This is the first post in the final of three threads which will intertwine through my April A to Z effort. In addition to “Building abetter Hero” and “Building a better Villain”, I will offer a series of posts on character interactions. This first post is all about effective use of non-player character (NPC) companions.
Throughout the course of their adventures the heroes of a tabletop campaign will encounter numerous individuals, from townsfolk to royalty, to reclusive sages. Many of these figures will come and go over the course of a single game session or even a single encounter. However, on occasion, a GM may find it necessary and/or desirable to have an NPC or group of NPCs travel along with the heroes. Ideally, companion characters should enrich and support the story and the players’ role as protagonists without stealing the spotlight or otherwise getting in the way.
Running companions well is a bit of a tightrope act. Ideally, they should be more than simply walking stat blocks; they should seem like people. This means the GM must craft and role play each companion’s own unique personality. When you take into account that the GM must also play the roles of any monster, villain or village bar wench the party comes across, adding even one more personality to the pile can be a challenge. If the heroes have assembled a whole posse--eg. the squad of holy crusaders my players are currently traveling with--making sure these characters come across as people becomes an even more formidable task.
So, why is it important for companion characters to have personality? Why not just be content with Bob Spearman #1? First, if you play companions like they’re unique individuals, the party is more likely to treat them as such. This can help you avoid the problematic situation in which your heroes, the PCs send their companions to do all their dirty work for them—a situation, which threatens to spiral into the GM acting out an NPC vs. NPC play while all the players watch and eat Cheetos.
“We’re just about to the Dragon’s lair, send in archers 1 and 3 to see if its awake.”
If their companions are just stat blocks, the players will justify "sending in the help" as erring on the side of caution. If the companions have personalities, the players will be more likely to see it as risking the well-being of, well, a trusted companion.
Of course, the sheer number of characters a GM has to create and remember over the course of a game can make the task of crafting and assigning unique personalities rather cumbersome. I have a couple tricks I use to help ease the burden.
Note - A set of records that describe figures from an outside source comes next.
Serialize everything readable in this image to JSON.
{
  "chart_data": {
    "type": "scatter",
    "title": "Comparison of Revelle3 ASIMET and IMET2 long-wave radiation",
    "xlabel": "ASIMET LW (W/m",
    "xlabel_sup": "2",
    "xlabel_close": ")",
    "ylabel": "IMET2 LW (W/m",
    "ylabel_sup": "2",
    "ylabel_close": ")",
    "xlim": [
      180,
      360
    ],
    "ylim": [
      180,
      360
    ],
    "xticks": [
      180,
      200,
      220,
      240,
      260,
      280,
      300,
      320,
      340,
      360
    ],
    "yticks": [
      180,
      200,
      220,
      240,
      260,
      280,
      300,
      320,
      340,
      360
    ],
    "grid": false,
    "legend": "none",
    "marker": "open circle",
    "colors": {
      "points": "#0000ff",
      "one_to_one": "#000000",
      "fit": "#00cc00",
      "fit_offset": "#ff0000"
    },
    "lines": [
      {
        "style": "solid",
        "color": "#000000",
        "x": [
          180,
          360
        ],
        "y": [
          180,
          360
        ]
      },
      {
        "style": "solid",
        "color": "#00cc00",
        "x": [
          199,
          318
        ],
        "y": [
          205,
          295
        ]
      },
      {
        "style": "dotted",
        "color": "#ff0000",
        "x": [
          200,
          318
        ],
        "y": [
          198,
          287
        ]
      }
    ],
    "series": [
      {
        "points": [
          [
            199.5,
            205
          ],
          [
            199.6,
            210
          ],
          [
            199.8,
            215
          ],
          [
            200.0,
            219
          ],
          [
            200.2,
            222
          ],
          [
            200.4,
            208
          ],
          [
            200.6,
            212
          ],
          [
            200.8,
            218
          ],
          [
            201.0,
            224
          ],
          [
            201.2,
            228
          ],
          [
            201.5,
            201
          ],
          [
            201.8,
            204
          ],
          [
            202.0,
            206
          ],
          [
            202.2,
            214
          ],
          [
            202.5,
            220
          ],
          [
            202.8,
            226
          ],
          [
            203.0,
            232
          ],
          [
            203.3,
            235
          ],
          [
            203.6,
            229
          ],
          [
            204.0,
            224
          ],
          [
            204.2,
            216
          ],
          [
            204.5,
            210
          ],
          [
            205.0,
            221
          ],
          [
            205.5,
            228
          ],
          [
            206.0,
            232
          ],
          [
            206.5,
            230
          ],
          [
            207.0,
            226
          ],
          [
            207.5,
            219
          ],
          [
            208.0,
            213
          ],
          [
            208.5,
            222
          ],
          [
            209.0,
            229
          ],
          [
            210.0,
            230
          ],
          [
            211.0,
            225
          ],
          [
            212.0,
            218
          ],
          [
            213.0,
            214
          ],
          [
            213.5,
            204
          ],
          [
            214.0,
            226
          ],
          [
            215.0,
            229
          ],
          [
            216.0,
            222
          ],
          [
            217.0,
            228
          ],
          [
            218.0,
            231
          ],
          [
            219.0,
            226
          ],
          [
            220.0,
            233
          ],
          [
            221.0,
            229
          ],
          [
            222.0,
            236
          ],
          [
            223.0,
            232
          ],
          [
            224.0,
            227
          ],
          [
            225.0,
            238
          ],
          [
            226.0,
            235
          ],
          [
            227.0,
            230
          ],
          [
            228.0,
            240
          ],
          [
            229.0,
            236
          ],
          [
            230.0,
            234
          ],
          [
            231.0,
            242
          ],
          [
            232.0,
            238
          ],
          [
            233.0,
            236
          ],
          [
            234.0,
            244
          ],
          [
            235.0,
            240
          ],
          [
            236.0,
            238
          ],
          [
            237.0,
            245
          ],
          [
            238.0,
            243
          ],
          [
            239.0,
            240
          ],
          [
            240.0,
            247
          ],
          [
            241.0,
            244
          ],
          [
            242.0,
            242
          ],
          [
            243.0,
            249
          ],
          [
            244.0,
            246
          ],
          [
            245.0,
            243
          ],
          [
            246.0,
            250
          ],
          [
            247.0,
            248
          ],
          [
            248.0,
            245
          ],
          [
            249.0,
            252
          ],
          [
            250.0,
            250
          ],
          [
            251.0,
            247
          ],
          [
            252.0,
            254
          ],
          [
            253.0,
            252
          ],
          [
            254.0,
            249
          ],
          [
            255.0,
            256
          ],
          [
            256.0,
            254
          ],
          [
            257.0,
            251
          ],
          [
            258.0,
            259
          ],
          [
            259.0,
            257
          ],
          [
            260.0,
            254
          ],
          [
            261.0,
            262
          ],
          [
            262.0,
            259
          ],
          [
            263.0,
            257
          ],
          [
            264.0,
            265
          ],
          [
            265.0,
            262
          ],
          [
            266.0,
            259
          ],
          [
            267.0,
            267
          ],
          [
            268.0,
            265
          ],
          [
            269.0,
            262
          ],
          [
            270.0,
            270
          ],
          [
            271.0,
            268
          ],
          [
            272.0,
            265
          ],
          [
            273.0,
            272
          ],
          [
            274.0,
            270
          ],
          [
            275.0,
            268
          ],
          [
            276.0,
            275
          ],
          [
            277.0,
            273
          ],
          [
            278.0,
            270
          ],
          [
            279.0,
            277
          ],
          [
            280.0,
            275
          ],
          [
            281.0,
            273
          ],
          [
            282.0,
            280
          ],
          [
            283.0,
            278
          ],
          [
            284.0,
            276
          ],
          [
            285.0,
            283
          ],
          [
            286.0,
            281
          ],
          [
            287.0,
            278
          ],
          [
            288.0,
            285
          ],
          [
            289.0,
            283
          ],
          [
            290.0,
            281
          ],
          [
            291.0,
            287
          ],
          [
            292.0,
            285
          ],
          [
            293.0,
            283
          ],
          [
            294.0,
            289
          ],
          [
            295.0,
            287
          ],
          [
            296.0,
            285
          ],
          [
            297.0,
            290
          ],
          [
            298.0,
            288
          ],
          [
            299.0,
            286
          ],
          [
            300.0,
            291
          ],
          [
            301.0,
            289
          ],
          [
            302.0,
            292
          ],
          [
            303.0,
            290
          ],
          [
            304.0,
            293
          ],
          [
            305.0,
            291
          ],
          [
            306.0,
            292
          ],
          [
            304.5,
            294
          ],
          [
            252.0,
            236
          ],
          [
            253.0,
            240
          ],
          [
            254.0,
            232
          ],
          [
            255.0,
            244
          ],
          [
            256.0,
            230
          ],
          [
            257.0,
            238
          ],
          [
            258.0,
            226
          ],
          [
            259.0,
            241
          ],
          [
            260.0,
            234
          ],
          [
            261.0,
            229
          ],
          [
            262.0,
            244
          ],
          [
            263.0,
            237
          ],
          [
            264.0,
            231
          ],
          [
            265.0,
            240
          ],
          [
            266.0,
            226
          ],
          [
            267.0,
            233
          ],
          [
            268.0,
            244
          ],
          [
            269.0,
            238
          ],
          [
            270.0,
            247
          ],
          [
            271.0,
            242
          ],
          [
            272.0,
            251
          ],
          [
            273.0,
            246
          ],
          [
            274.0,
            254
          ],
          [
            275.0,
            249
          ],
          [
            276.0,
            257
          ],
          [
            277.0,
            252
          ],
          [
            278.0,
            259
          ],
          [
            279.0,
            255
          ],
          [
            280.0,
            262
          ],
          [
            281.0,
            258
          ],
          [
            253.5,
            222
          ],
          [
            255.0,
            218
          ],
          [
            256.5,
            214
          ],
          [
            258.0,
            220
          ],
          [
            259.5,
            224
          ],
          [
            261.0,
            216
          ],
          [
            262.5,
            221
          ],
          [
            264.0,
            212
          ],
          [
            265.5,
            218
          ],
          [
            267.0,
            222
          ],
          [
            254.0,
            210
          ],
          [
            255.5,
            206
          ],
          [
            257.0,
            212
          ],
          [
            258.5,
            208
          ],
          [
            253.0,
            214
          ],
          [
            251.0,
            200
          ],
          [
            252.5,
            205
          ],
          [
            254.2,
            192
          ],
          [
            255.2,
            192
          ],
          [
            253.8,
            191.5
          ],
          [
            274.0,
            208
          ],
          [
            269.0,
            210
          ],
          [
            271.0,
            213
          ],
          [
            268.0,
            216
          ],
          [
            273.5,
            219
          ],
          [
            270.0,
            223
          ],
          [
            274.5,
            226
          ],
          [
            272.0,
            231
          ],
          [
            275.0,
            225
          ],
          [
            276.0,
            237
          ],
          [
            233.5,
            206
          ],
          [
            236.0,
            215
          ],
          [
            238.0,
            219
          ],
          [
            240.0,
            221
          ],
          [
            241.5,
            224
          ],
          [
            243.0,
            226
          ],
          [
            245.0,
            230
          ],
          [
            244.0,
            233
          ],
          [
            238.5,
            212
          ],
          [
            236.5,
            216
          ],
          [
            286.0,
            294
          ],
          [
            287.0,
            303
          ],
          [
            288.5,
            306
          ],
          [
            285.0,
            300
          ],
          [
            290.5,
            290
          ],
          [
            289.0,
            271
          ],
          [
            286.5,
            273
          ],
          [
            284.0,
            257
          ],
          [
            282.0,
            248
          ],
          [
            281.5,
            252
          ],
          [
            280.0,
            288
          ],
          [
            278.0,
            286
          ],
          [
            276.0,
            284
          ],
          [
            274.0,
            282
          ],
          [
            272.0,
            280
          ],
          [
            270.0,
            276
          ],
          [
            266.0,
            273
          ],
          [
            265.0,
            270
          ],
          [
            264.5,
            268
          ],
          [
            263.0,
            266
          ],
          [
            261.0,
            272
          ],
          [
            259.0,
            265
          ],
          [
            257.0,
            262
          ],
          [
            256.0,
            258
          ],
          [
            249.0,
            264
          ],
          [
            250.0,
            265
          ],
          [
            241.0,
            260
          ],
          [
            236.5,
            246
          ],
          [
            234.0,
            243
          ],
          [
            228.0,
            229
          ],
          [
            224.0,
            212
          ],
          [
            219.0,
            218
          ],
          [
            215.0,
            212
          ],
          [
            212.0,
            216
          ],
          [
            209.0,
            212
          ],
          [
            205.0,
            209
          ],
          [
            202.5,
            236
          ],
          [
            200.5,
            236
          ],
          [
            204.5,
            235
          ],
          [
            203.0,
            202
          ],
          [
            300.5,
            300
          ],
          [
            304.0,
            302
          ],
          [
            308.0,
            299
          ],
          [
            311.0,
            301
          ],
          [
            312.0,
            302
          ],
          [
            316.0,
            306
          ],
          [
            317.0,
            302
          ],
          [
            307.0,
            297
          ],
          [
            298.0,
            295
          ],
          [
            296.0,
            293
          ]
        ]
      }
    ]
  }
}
Step 1: Forget originality. It is perfectly okay to rip your NPCs’ personalities and even names from movies, comics, or any other place you find them. I once had a GM populate an entire medieval bandit village with the alter egos of DC superheroes! Unless you are completely ham-fisted about it, the uniqueness of your game world should be enough to make these personalities seem new. For the holy crusaders currently accompanying my players, I simply assigned various archetypes commonly found in action-movie teams. There’s the Sarge-style leader; the rookie; the wise preacher; the smartass; the big burly guy; the quiet, businesslike one; and the twitchy one with a chip on his shoulder. There, you have seven companions with seven very distinct personalities that only require me to remember a sentence or even a word to play effectively.
Step 2: Worry about unique personalities over unique stat blocks. Reuse old stat blocks for guards, cult members or barkeeps if you stat them at all. The crusaders in my game use two stat blocks. One for the healy clerics and one for the fighty paladins. Each of those sub-types has a leader. To make the leaders seem a bit more badass, I’ll simply fudge their stats by adding 2 to the existing stat blocks. Done! No muss, no fuss. Remember, only you the GM, sees your stat blocks. As long as things feel believable to the players, they likely won’t care where the numbers came from. (at least this is true in my group)
Combining memorable personalities with efficient character generation can turn companion characters into one of the most powerful tools in a GM’s toolkit. Want to establish a pants-wetting sense of danger before a big fight? Have the giant that the PCs are about to face tear the arms off their pal, Bucky and use his corpse as a greatclub. Have the mindflayer threaten to debrain their favorite wandering sage unless they meet its foul demands. Strong companion NPCs make great atmospheric and emotional fodder. The unique personalities that the players have come to love are, above all, a fantastic way to make it mean something when they die a horrible, horrible death.